Organ transplant recipients and other immunosuppressed patients are known to be at increased risk of nosocomial Legionnaires' disease. Although the ecology of Legionella in hospital water storage and distribution systems (including a protozoonotic relationship with free-living protozoa) has been well documented, little is known regarding the quality of water supplied to high-risk units. Hot- and cold-water samples (two first draw and one run to waste for 5 min) were taken from 69 (85%) of the 81 United Kingdom organ transplant units (31 renal, 24 bone marrow, nine cardiopulmonary and five liver transplant units) and cultured for Legionella and protozoa. Legionella spp. were isolated from the water supplies of 38 (55%) units and Legionella pneumophila from 31 (45%). The blue-white fluorescent group of Legionella (Legionella gormanii, Legionella bozemanii and others) was isolated from 18 (26%) units. Free-living protozoa were isolated from 47 units (68%) and genera of the protozoa known to permit the intracellular growth of Legionella (PGIGL), from 40 units (58%). Possible associations between Legionella and the variables Protozoa; PGIGL; water pH; and circulating water temperature (recorded after running to waste for 5 min) were examined by logistic regression analysis. In cold-water supplies, a significant association was found between the isolation of Legionella and PGIGL (P = 0.032; OR = 1.81; 95% CI 1.1-3.1). In hot-water supplies, an inverse association was found between the isolation of Legionella and circulating water temperature (P = 0.034; OR = 1.0719 per degree C; 95% CI 1.0052-1.1432). (We failed to isolate Legionella when the circulating hot water was > 58 degrees C. No other associations were significant. We recommend the active surveillance of water quality in high-risk patient areas, and that transplant units, either with a history of nosocomial Legionnaires' disease, or where active surveillance indicates a persistently high Legionella colony count, take remedial action. The quality of cold water may be improved by provision of a dedicated supply taken directly from the incoming mains; and of hot water by the use of a dedicated calorifier, able to maintain a minimum circulating hot water return temperature of 60 degrees C.
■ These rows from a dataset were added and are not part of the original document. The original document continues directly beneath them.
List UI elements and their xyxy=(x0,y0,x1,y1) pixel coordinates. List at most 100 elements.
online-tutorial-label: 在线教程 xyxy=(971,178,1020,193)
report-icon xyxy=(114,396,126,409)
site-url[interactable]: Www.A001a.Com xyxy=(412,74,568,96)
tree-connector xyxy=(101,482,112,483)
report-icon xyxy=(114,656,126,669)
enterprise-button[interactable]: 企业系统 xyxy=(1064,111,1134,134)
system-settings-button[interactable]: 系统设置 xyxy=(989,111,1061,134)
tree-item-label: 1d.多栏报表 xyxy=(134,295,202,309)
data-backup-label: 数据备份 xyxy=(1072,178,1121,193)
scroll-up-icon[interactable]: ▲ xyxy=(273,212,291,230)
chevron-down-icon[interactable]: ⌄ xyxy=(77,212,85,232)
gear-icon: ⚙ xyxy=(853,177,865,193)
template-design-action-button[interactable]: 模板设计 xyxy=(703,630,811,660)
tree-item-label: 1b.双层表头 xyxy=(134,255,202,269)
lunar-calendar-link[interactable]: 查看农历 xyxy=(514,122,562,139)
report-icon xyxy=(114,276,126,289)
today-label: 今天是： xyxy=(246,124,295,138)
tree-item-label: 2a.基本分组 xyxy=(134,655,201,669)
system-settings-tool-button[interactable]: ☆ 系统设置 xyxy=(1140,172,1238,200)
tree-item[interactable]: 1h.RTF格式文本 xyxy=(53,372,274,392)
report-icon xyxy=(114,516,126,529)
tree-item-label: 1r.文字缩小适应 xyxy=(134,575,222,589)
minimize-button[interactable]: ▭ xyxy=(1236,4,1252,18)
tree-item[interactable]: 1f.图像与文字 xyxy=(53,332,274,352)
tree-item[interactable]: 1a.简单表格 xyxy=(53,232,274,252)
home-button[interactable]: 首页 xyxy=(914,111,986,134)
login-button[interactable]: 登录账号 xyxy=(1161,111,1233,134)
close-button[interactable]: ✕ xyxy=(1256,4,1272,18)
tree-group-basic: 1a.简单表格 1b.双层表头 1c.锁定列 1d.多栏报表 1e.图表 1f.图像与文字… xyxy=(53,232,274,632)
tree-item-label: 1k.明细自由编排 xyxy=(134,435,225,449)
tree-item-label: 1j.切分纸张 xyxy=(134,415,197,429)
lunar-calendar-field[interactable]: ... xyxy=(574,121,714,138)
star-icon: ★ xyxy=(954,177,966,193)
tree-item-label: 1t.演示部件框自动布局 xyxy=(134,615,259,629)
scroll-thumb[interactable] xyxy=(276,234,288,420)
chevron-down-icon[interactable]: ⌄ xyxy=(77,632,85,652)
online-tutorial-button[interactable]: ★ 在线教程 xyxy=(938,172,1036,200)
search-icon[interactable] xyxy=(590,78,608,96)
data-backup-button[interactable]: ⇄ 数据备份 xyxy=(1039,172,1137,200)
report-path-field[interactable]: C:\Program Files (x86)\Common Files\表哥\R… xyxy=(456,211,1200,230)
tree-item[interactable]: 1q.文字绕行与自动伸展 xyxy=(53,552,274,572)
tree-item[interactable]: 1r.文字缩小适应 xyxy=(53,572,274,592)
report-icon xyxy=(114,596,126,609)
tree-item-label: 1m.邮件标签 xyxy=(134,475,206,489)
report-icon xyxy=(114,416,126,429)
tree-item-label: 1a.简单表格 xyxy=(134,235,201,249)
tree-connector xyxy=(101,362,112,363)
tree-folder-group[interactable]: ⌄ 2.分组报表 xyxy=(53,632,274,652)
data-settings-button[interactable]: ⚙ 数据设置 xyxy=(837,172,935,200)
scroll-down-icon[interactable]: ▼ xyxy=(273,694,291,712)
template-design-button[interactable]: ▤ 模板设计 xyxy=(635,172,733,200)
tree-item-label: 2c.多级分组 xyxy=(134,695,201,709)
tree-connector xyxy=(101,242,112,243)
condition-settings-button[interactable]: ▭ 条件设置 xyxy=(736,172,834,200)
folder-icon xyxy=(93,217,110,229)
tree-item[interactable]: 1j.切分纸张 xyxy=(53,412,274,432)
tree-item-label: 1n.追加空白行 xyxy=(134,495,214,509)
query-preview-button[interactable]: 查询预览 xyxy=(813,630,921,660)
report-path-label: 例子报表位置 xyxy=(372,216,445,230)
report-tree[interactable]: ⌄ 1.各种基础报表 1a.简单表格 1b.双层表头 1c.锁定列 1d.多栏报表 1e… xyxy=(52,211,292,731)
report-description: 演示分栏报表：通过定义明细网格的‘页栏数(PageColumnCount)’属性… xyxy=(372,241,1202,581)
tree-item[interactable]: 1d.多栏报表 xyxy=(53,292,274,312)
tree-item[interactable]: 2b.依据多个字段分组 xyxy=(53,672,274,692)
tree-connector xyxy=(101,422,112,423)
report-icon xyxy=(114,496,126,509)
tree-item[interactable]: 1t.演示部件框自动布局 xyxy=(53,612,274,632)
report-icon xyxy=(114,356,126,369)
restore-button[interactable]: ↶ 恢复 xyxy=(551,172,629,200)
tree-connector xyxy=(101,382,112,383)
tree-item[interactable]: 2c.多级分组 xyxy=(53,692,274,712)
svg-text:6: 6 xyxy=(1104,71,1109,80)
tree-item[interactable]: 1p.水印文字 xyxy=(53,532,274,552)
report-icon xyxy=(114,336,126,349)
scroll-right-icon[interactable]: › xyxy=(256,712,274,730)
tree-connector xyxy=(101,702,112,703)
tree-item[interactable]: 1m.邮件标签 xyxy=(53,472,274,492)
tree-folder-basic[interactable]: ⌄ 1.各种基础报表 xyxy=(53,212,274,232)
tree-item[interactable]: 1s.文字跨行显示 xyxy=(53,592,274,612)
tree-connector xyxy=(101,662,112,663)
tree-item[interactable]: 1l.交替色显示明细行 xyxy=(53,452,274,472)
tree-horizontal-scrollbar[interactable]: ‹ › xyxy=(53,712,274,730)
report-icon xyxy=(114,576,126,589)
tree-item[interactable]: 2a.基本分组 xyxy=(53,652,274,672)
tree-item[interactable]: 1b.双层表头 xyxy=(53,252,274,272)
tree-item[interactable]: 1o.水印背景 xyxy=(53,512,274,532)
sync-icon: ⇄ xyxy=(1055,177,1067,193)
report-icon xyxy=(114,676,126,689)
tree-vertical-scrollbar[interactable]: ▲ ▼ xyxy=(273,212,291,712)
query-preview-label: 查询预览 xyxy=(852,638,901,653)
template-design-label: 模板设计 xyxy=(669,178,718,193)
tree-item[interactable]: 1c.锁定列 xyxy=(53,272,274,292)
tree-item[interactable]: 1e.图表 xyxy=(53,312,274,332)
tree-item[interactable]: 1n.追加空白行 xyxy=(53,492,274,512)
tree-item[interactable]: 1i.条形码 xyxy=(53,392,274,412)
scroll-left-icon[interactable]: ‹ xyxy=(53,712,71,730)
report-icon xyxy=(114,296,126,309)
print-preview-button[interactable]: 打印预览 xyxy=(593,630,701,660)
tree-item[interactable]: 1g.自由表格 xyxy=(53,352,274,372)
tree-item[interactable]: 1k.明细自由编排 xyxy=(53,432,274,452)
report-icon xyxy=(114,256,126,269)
Fatal nosocomial Legionnaires' disease: relevance of contamination of hospital water supply by temperature-dependent buoyancy-driven flow from spur pipes.

The investigation, epidemiology, and effectiveness of control procedures during an outbreak of Legionnaires' disease involving three immunosuppressed patients are described. The source of infection appeared to be a network of fire hydrant spurs connected directly to the incoming hospital mains water supply. Removal of these hydrants considerably reduced, but failed to eliminate, contamination of water storage facilities. As an emergency control procedure the incoming mains water was chlorinated continuously. Additional modifications to improve temperature regulation and reduce stagnation also failed to eliminate the legionellae. A perspex test-rig was constructed to model the pre-existing hospital water supply and storage system. This showed that through the hydraulic mechanism known as 'temperature buoyancy', contaminated water could be efficiently and quickly exchanged between a stagnant spur pipe and its mains supply. Contamination of hospital storage tanks from such sources has not previously been considered a risk factor for Legionnaires' disease. We recommend that hospital water storage tanks are supplied by a dedicated mains pipe without spurs.